Massimo Costantini ha 62 anni, è un medico, direttore scientifico dell’Irccs di Reggio Emilia. La notte del 21 luglio 2001 si trovava nella scuola Pascoli di Genova, di fronte alla scuola Diaz. La «macelleria messicana» contro i manifestanti anti-globalizzazione si svolse davanti ai suoi occhi.

Lei è stato risarcito dallo Stato italiano e ha donato i soldi a Mediterranea. Perché?

Quando è stata avviata la causa di risarcimento per i danni psicologici subiti durante il G8 ho pensato da subito che se avessi vinto avrei dato quei soldi a qualcun altro. Mi sarei vergognato a tenerli per me o spenderli. Ci sono tante realtà meritorie, ma l’iniziativa di Mediterranea, che già conoscevo e sostenevo, mi è sembrato avesse qualcosa in più. Credo che raccolga e rilanci lo spirito del movimento «no global» della fine degli anni ’90. Quel movimento riusciva a mettere insieme diversi pezzi del panorama politico italiano, proprio come sta facendo oggi Mediterranea. C’erano organizzazioni cattoliche e ci sono anche a sostegno della missione della nave Mare Jonio. C’erano gruppi antagonisti e ci sono tanti centri sociali che appoggiano Mediterranea. C’erano settori sociali importanti che quella volta, quel 21 luglio 2001, si ritrovarono in 300mila, il giorno dopo l’omicidio di Carlo Giuliani. Quel movimento è stato bruscamente interrotto a Genova. In un certo senso, il mio piccolo gesto prova a riallacciare un filo spezzato.

Il risarcimento viene dal ministero degli Interni, che quindi ha finanziato Mediterranea…

Questa cosa ovviamente piace a tutti. Un amico mi ha detto che evidentemente Dio esiste e si sta divertendo. Comunque è vero: è il ministero degli Interni che mi ha risarcito perché i danni sono stati fatti da quel ministero attraverso la polizia.

Perché lo Stato le ha dovuto pagare un risarcimento?

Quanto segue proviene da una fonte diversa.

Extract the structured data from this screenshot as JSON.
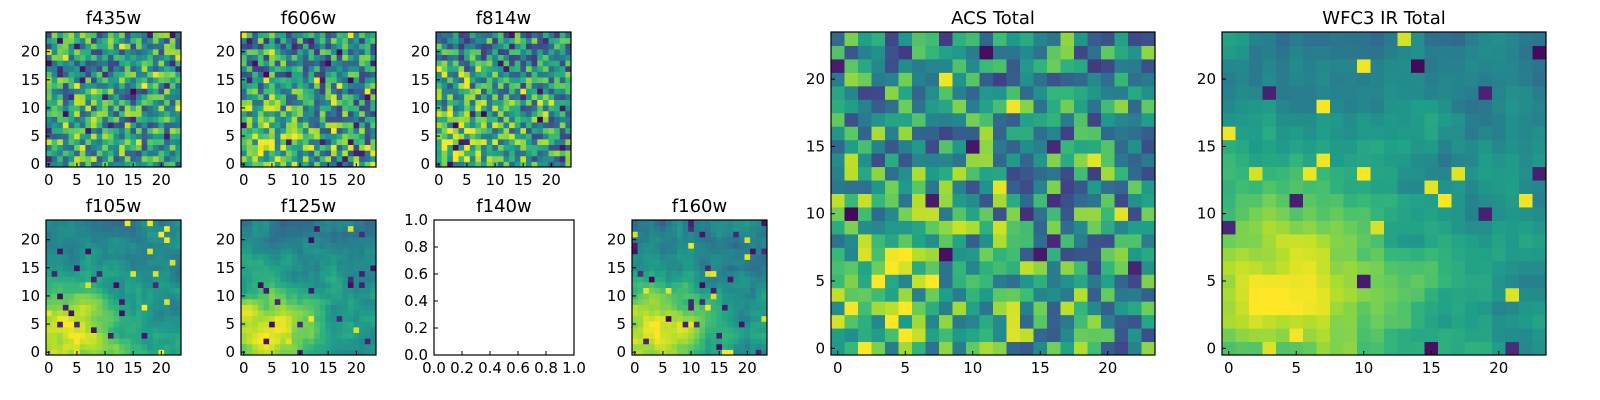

Ero uno dei medici che hanno lavorato per strada durante il G8. Avevamo una sala di fronte alla scuola Diaz, quella dell’irruzione della polizia. La notte del blitz abbiamo visto arrivare camionette e agenti, i primi pestaggi per strada, l’ingresso nella Diaz. Poi sono entrati anche dove ci trovavamo noi. Siamo stati sequestrati senza alcuna spiegazione per ore. Nessuno ci ha torto un capello, ma la violenza psicologica è stata tanta. E poi sentivamo benissimo quello che accadeva di fronte. Su quei fatti ho deposto in tribunale due volte, raccontando ciò che avevo visto e sentito. Tutta la vicenda è stata molto pesante e su quella base abbiamo avanzato una richiesta di risarcimento danni.

Lei perché era entrato a far parte dello staff medico del Genoa Social Forum?

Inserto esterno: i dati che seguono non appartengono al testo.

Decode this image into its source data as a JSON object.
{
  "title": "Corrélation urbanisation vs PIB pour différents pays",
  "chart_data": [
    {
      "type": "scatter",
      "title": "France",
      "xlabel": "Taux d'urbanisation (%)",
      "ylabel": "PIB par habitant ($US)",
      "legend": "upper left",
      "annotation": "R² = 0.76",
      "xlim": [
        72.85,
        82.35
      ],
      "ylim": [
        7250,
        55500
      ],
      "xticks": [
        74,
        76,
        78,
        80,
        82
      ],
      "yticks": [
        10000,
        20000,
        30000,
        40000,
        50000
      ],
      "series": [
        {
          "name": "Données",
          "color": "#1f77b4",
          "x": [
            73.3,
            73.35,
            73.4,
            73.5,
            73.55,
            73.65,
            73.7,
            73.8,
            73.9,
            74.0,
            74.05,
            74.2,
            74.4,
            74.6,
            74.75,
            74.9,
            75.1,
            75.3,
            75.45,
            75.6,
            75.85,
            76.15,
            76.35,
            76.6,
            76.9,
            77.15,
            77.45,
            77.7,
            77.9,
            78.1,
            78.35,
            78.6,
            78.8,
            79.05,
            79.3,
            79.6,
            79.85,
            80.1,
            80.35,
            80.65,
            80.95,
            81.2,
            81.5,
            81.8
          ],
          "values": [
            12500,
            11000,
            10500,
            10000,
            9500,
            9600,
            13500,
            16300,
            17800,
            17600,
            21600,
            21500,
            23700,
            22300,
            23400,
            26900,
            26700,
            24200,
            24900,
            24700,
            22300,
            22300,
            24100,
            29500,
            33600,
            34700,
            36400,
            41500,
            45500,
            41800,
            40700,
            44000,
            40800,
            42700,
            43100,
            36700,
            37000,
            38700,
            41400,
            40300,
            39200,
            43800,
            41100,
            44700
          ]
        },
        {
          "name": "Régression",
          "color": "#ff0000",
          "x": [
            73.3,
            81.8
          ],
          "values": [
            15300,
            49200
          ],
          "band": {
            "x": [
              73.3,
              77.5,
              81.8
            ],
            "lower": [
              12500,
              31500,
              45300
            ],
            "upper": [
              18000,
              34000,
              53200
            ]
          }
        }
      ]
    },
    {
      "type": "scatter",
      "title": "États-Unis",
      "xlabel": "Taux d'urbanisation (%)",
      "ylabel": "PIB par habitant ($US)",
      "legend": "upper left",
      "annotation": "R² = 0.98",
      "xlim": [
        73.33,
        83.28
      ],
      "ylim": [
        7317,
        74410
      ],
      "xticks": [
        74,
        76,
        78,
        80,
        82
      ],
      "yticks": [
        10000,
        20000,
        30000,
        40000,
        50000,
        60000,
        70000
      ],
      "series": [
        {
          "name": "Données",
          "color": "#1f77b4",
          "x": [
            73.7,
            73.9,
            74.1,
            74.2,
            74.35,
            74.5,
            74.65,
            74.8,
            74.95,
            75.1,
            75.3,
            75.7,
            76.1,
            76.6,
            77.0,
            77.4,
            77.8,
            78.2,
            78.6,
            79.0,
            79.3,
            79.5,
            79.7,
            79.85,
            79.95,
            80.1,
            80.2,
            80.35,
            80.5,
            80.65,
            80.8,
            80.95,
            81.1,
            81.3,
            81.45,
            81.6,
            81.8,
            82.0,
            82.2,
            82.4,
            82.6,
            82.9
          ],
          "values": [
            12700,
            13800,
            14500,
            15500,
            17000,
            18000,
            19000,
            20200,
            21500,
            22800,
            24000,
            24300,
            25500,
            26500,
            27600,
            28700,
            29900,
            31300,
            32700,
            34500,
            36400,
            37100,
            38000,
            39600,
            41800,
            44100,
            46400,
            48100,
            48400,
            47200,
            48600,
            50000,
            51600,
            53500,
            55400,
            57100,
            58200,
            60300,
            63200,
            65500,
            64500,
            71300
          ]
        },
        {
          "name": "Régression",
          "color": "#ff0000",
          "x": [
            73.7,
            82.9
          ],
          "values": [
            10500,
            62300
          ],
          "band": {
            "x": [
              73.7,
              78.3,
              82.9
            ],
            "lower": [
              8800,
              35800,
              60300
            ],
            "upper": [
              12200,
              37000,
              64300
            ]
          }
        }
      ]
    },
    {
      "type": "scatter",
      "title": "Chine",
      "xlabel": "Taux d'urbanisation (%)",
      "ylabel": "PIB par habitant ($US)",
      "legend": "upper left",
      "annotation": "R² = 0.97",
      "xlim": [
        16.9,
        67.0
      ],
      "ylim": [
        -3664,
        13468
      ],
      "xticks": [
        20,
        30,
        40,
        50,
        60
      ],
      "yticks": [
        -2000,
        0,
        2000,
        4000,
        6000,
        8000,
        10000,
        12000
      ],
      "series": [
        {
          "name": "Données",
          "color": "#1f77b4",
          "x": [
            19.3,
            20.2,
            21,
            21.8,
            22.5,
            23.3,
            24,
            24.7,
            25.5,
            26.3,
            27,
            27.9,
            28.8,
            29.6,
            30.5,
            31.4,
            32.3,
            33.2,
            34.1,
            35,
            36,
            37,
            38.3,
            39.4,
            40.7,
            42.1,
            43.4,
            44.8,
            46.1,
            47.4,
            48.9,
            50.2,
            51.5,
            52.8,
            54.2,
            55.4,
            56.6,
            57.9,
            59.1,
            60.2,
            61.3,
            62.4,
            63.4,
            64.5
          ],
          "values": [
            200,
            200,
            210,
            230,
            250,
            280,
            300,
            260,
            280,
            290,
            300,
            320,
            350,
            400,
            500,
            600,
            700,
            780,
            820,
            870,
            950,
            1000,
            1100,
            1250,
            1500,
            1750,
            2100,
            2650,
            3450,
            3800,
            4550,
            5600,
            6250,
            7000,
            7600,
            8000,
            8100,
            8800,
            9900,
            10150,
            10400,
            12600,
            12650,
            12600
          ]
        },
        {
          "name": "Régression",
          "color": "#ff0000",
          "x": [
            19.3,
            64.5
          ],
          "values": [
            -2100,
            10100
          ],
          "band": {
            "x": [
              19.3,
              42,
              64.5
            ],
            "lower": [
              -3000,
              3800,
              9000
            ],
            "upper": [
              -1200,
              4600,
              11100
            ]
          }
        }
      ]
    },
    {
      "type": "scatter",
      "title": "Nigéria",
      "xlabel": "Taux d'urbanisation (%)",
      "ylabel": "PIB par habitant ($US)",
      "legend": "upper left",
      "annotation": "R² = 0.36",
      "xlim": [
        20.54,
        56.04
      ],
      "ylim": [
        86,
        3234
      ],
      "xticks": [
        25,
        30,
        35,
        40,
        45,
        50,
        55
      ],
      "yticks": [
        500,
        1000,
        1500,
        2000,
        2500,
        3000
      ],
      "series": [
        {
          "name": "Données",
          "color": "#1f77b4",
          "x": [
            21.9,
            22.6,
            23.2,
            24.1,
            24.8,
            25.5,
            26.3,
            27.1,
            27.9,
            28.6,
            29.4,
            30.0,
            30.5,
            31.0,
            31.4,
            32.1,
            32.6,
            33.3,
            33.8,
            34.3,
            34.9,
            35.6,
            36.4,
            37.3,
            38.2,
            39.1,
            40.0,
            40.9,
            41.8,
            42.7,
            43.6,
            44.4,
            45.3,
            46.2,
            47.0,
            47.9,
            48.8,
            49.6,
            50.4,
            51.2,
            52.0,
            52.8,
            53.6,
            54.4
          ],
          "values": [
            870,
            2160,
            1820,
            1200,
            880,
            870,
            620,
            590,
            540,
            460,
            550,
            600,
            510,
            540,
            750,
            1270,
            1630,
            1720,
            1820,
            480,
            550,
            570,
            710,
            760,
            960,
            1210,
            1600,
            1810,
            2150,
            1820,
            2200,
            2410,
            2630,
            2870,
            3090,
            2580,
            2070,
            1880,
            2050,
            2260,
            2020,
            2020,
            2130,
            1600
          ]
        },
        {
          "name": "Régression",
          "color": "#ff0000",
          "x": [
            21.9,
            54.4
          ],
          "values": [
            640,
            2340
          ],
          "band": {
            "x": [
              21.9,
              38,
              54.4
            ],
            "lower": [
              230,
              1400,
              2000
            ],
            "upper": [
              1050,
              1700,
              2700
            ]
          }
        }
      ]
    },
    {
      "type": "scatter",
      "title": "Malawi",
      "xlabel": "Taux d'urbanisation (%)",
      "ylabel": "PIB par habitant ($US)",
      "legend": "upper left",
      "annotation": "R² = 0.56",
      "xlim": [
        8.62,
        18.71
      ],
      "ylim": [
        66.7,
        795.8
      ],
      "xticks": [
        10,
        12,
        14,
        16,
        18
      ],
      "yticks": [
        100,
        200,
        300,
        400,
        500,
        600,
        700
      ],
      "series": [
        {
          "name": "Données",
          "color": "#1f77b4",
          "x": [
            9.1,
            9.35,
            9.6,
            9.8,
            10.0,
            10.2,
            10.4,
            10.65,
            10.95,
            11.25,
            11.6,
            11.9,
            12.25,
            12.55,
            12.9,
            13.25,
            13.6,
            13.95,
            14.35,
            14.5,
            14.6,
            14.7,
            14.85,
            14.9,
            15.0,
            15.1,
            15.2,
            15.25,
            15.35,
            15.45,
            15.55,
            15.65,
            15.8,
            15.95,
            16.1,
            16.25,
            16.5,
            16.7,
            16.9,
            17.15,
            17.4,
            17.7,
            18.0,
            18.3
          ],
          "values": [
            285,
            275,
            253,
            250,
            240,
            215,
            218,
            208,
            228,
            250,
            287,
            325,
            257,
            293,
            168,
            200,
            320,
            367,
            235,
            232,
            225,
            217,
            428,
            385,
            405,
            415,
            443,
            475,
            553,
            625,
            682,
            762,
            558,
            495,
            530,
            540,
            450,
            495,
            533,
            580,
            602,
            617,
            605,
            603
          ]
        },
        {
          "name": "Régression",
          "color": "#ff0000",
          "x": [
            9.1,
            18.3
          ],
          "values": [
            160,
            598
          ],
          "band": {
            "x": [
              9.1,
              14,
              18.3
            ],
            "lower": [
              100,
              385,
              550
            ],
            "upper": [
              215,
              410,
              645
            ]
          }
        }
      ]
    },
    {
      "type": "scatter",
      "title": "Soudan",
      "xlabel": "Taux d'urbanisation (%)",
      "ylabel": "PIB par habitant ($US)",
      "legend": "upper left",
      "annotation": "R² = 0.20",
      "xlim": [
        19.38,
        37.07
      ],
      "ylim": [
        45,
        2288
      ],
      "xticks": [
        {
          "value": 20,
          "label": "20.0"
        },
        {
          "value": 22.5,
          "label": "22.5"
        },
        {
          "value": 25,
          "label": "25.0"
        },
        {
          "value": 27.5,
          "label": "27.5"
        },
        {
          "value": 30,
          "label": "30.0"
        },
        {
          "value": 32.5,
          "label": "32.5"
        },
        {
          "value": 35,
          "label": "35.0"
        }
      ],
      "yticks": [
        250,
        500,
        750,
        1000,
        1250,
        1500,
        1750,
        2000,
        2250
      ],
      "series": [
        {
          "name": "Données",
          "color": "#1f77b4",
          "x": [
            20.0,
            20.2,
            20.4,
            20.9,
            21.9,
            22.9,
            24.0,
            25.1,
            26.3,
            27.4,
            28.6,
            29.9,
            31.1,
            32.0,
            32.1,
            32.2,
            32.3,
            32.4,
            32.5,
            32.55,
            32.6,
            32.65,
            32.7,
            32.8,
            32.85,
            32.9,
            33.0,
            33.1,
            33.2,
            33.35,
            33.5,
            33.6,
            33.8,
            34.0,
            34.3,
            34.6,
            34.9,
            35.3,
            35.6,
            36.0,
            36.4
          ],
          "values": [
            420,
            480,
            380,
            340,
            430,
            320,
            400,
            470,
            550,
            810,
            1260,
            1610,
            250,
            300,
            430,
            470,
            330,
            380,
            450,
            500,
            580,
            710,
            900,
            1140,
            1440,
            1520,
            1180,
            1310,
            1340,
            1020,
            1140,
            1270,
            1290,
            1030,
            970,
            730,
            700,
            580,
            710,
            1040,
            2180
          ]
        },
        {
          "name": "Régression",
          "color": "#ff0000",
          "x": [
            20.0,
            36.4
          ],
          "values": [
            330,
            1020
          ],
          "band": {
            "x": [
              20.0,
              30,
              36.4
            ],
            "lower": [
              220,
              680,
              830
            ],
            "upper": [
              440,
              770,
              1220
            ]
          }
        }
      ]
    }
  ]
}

Per caso, a dir la verità. Avevo fatto attività politica da giovane, per tanti anni. Ma in quel periodo stavo semplicemente lavorando, non venivo da un percorso di militanza. Qualcuno mi disse che c’era un’iniziativa di preparazione degli eventi di Genova, mi chiese se volevo dare una mano. Insieme ad altri colleghi ci mettemmo a disposizione per fare quello che serviva. Nessuno di noi si aspettava ciò che poi è successo.
Da Genova 2001 sono passati quasi 18 anni.

Cosa vede oggi in quel movimento?

Avevamo ragione su tantissime cose. Molto più di quanto pensassimo allora. Avevamo colto le contraddizioni che c’erano a livello globale e avanzavamo una richiesta di giustizia che valesse per tutti. Genova è stato il punto di arrivo di un movimento che voleva costruire un mondo diverso. La spinta ad affrontare le sfide della globalizzazione mettendo al centro i bisogni delle persone, invece di quelli delle multinazionali, era giusta. Quel movimento purtroppo è andato a sbattere contro i manganelli, contro la repressione, e non si è più rialzato. Quello che è successo dopo è sotto gli occhi di tutti. Molte delle nostre parole d’ordine sono riutilizzate dalle destre, facendo prevalere un rifiuto della globalizzazione su tematiche nazionaliste, sovraniste e spesso razziste. Quella sconfitta ha fatto emergere il lato oscuro. Mediterranea ci dice che possiamo riprendere il filo e continuare a dire la nostra. Mediterranea è il simbolo di una speranza.